Japanese Prime Minister Fumio Kishida is preparing to take the leaders of the invited countries to the G7 Summit, including Indian Prime Minister Narendra Modi, to the Hiroshima Peace Memorial Museum. Japan is welcoming the heads of government from the G7 countries for meetings in the western Japanese city of Hiroshima on May 19, 20, and 21. The three-day meeting will start from May 19 at Grand Prince Hotel Hiroshima.

The G7 leaders will be joined by the leaders of South Korea, India, Indonesia, Brazil and Comoros – as well as senior representatives from the European Union. Ukrainian President Volodymyr Zelenskyy is joining in the summit online. Kishida will take Prime Minister Modi, South Korean President Yoon Suk-yeol, and other leaders of invited non-member G7 states, as well as the heads of seven international organizations including U.N. Secretary-General Antonio Guterres, to the Hiroshima Museum.

The visit to the museum is planned for May 19, as a group. PM Kishida will serve as a guide in an effort to build momentum for realizing a world without nuclear weapons, a report said. Opened 10 years after the 1945 atomic bombing of Hiroshima to convey to the world the reality of nuclear warfare, the museum exhibits victims’ belongings and materials that show how the city looked before and after the attack. The museum will also be visited by G7 leaders such as U.S. President Joe Biden. Kishida hopes to create among the leaders a common understanding of the horrors of nuclear radiation and the need to abolish nuclear weapons, as part of his lifelong effort to achieve a world without nuclear weapons.

The Japanese government is also planning for a visit to the facility by the spouses of the G7 leaders, with Kishida’s wife, Yuko, expected to serve as a guide. Security is tight around the Peace Memorial Museum. Prime Minister Kishida, who represents Hiroshima constituency, visited the city and spoke to about 100 police and coast guard officers at the hotel on Saturday.

The officers are part of the contingent that are being deployed in the city and surrounding areas for the summit. PM Kishida inspected the Grand Prince Hotel Hiroshima, which will serve as the primary site for the summit; the Hiroshima Peace Memorial Park, which the prime minister will visit with other G7 leaders; and Miyajima Island, home to Itsukushima Shrine, a World Heritage site. On August 8, 1945, a nuclear bomb killed 140,000 people in the city of Hiroshima.

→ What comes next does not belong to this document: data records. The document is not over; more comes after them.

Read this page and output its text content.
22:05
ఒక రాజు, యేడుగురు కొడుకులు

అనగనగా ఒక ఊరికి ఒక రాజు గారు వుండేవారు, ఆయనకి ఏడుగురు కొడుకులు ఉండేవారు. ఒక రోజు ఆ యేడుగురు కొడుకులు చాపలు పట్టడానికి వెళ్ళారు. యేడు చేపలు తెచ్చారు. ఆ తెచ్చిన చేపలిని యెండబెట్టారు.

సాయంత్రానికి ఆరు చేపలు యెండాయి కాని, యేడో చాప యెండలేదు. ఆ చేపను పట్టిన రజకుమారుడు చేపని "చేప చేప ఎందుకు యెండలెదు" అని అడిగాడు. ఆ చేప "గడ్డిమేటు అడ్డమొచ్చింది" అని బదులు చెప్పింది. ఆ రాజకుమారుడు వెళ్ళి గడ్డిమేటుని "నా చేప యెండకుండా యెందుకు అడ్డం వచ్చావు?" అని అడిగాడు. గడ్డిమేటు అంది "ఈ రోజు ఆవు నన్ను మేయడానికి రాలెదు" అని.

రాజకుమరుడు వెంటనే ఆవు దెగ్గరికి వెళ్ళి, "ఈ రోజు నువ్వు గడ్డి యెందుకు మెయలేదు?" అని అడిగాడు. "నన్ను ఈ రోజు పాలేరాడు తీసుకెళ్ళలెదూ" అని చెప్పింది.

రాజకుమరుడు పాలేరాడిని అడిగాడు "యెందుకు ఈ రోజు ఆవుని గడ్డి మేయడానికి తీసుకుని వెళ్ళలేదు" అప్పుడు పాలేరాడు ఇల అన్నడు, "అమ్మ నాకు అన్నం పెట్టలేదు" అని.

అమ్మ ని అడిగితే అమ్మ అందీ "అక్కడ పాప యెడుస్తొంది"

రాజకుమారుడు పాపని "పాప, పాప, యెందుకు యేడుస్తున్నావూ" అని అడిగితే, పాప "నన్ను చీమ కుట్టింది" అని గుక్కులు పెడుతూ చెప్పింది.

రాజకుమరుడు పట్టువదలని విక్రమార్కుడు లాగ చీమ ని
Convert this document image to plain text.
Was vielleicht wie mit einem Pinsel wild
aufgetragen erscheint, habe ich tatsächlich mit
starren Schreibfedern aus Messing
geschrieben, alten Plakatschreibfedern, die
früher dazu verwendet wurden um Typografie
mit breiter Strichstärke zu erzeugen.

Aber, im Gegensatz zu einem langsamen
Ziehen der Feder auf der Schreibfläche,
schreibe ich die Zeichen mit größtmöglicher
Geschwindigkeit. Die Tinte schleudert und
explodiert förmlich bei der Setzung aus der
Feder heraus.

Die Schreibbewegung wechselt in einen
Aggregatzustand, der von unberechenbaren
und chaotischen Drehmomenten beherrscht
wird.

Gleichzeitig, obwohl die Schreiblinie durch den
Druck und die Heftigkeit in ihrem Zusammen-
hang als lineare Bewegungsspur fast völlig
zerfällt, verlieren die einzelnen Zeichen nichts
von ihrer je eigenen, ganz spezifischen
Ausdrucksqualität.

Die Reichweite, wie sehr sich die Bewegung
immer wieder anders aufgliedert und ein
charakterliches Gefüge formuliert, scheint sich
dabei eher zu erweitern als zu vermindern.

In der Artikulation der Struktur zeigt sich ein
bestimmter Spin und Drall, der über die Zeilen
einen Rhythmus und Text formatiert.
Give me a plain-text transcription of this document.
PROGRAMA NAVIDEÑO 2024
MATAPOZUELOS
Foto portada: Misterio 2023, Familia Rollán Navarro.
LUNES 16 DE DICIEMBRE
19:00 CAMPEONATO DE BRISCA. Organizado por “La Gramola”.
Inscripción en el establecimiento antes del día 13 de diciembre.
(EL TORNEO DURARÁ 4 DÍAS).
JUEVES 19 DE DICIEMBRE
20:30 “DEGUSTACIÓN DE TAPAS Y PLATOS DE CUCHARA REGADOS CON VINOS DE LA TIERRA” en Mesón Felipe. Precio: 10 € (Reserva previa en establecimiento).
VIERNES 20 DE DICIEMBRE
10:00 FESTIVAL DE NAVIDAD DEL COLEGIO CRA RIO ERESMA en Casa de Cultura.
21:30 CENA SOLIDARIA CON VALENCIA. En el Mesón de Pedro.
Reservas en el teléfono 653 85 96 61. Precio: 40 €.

Ever since, the survivors of Hiroshima and Nagasaki, the Hibakusha, live with the collective understanding that nuclear weapons must never be used again.Russia’s invasion is expected to top the agenda at the summit. Other topics will likely include the push to reduce the number of nuclear weapons. The G7 outcome document is expected to include the strengthening of support for food production in the Global South and the diversification of global food supply chains. The G-7 groups Britain, Canada, France, Germany, Italy, Japan, the United States, plus the European Union.